352. 2014 World Series, Game 7, Part 2

November 1, 2014

The flow of situations through the mind makes up what we call a story, complete with beginning, middle, and end. Each baseball player in a given game lives his own story from the perspective of his defensive position on the field and offensive turns at bat. The story of the game as a whole is a compilation of the stories lived by the individual players (characters) as woven into a coherent narrative binding the high points of separate plays into a pattern making up the flow of collective experience from first to last inning.

The basic organization (plot) of the 2014 World Series as played out in Kansas City (beginning and end) and San Francisco (middle) is based on the conflicting motivations of two teams from different regions each dedicated to defeating the other. Conflict between worthy adversaries is at the heart of every game of baseball (football, basketball, soccer, cricket, chess, bridge, etc.) That is, each game is meant to display the similarities and differences between two teams playing by the same rules under identical circumstances, the score giving a measure of their relative strengths and weaknesses on a particular occasion.

Which is a gross generalization when put into words, while each game of baseball is based on specific comparisons played out on the field: strike or ball, fair or foul, safe or out, left or right, on or off, fast or slow, stop or go, ahead or behind, win or lose. Each game is told by its experiential specifics at the time of play, not its watered-down statistics after the fact.

The drama is in the setting up, enacting, and fulfillment of one play after another in the stream of each player’s consciousness. The game exists in the subjective experience of all in attendance, not in the record books which are dry summaries stacked on shelves.

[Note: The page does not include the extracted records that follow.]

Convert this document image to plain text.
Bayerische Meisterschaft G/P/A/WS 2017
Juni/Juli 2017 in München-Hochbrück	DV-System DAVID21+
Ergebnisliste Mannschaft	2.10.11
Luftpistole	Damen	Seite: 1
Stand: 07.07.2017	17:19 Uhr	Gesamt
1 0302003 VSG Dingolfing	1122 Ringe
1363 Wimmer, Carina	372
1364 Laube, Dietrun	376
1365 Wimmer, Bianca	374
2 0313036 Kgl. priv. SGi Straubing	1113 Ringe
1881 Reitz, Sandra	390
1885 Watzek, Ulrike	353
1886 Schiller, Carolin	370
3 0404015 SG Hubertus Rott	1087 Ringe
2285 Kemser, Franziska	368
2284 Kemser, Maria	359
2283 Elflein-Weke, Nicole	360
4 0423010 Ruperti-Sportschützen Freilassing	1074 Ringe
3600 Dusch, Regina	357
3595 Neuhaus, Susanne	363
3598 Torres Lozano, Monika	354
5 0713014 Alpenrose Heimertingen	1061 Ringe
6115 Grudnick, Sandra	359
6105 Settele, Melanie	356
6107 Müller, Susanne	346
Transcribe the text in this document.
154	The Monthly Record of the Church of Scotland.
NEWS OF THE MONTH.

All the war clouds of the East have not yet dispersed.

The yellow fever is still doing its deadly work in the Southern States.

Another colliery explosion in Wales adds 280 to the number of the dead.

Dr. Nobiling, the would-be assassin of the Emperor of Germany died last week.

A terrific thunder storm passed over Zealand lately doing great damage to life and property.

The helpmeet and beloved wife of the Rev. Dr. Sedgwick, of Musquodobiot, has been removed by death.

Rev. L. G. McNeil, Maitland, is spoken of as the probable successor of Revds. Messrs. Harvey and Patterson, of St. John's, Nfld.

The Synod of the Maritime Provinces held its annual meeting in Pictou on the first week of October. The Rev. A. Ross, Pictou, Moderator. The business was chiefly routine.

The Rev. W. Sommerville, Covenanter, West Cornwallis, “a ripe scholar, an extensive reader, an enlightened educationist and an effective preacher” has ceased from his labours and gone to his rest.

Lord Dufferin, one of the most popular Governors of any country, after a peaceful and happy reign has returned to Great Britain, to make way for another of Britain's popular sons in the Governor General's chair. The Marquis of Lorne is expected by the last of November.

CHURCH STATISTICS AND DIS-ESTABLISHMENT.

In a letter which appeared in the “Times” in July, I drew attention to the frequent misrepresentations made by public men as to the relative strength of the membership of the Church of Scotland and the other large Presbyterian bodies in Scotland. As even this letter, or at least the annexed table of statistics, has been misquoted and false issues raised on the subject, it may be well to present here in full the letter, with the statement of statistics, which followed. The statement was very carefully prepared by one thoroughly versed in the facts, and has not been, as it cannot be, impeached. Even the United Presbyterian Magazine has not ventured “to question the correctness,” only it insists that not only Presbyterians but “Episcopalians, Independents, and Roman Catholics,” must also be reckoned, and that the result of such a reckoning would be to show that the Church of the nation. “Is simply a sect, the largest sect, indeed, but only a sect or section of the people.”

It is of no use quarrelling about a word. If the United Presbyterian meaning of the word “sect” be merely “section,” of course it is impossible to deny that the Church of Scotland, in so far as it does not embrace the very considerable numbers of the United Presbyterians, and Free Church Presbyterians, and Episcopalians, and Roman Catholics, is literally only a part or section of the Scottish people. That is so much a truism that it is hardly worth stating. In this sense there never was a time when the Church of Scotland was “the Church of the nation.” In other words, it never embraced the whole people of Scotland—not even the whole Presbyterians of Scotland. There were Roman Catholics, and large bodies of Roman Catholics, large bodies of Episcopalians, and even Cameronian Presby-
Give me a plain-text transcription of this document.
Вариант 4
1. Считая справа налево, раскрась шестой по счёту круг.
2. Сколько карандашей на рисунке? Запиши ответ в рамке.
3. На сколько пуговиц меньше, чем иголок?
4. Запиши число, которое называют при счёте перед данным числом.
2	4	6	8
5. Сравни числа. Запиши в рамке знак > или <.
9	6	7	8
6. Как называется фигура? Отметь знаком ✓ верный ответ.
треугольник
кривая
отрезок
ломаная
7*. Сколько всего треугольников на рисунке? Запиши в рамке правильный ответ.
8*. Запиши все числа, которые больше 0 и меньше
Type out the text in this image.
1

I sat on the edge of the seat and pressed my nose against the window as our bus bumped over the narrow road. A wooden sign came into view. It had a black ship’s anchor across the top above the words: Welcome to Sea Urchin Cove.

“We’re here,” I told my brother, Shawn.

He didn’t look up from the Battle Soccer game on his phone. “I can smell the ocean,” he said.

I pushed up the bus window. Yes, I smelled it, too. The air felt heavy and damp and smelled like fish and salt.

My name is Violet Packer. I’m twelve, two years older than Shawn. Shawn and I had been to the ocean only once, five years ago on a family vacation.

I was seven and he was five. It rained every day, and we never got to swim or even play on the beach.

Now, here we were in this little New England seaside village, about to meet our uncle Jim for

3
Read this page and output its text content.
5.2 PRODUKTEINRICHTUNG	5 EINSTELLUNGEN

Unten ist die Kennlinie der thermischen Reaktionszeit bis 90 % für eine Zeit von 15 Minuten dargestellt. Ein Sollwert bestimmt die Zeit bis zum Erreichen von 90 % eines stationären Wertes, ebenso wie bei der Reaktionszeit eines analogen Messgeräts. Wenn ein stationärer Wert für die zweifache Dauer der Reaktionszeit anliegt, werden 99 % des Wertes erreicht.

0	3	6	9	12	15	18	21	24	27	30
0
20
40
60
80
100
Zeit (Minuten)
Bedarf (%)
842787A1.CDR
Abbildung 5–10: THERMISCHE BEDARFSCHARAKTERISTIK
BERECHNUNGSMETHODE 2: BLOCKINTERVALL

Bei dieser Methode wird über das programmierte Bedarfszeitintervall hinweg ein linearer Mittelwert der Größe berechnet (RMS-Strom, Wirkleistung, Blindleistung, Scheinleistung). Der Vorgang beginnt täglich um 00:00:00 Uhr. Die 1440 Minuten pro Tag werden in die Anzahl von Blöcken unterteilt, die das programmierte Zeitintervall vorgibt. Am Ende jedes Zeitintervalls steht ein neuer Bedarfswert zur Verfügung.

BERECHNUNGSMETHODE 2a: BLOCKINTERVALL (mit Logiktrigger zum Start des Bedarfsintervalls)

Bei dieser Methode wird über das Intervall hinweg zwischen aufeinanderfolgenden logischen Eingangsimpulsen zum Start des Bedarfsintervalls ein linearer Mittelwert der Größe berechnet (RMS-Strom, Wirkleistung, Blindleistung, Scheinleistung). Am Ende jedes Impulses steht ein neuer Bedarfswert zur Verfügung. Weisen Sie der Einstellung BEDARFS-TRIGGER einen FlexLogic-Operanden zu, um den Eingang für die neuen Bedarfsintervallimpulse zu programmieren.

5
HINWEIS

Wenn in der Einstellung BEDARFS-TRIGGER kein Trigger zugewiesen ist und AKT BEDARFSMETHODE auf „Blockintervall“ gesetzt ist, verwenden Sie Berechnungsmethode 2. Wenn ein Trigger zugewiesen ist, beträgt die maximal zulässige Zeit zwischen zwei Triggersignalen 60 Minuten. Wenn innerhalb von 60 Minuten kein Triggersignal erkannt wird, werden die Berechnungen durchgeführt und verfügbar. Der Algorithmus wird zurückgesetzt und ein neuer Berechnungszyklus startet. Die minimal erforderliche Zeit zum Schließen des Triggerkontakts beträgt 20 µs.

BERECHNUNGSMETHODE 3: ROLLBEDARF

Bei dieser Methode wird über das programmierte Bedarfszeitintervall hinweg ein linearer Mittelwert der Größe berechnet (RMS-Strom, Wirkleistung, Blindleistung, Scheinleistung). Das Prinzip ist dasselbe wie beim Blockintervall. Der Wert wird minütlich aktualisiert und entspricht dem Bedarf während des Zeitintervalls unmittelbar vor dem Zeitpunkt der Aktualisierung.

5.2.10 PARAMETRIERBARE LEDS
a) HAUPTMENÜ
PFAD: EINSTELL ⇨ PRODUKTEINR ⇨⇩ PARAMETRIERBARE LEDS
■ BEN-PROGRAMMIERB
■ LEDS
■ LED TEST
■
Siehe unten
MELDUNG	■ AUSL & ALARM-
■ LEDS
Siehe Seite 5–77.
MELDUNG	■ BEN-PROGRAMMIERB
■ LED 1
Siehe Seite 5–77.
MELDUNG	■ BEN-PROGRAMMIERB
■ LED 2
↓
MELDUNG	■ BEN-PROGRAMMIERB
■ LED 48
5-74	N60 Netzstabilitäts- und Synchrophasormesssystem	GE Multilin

What we notice at the time are the contrasts that test our expectancies for better or worse, falling short in disappointment or exceeding in joy at the way thing turn out. That’s where the excitement and adventure lie—in the difference between what we expect and what happens on the field. Every play sprouts from the soil prepared by preceding plays. Each game is organic, not factual or statistical. It lives in the minds of those who witness it. Those fully present to each play as it unfolds.

Baseball plays right into the arms of consciousness, which thrives on contrasts, differences, oppositions, disparities, and surprises. Pea soup is an apt metaphor for fog because it’s the same all around us, masking the beacons and landmarks we need to navigate by. Baseball wakes us up. It is nothing but landmarks for navigating the bases, infield, outfield. Keep your eye on the ball and act accordingly. Singles, doubles, triples, home runs—these are the outstanding features of baseball, along with pitches, catches, throws, swings, hits, misses, walks, bunts, stolen bases, outs, and errors. You never know what the next pitch will bring.

In game 7, Mike Moustakas’ triple with two out in the bottom of the ninth sent an electric jolt through every mind in the park. As Pablo Sandoval’s catch a few heartbeats later gave an even bigger jolt, clinching a year of champion pride for the Giants, a year of regretful determination for the Royals.

Those jolts are what baseball is all about. Showing what you can do. Playing to make a difference. Distinguishing yourself in a field of worthy rivals. That is the essential story of our living our lives on this Earth. Not eliminating the competition as in warfare, but bringing it up to your level so you can both do your best, even if at the moment one comes in first and the other second.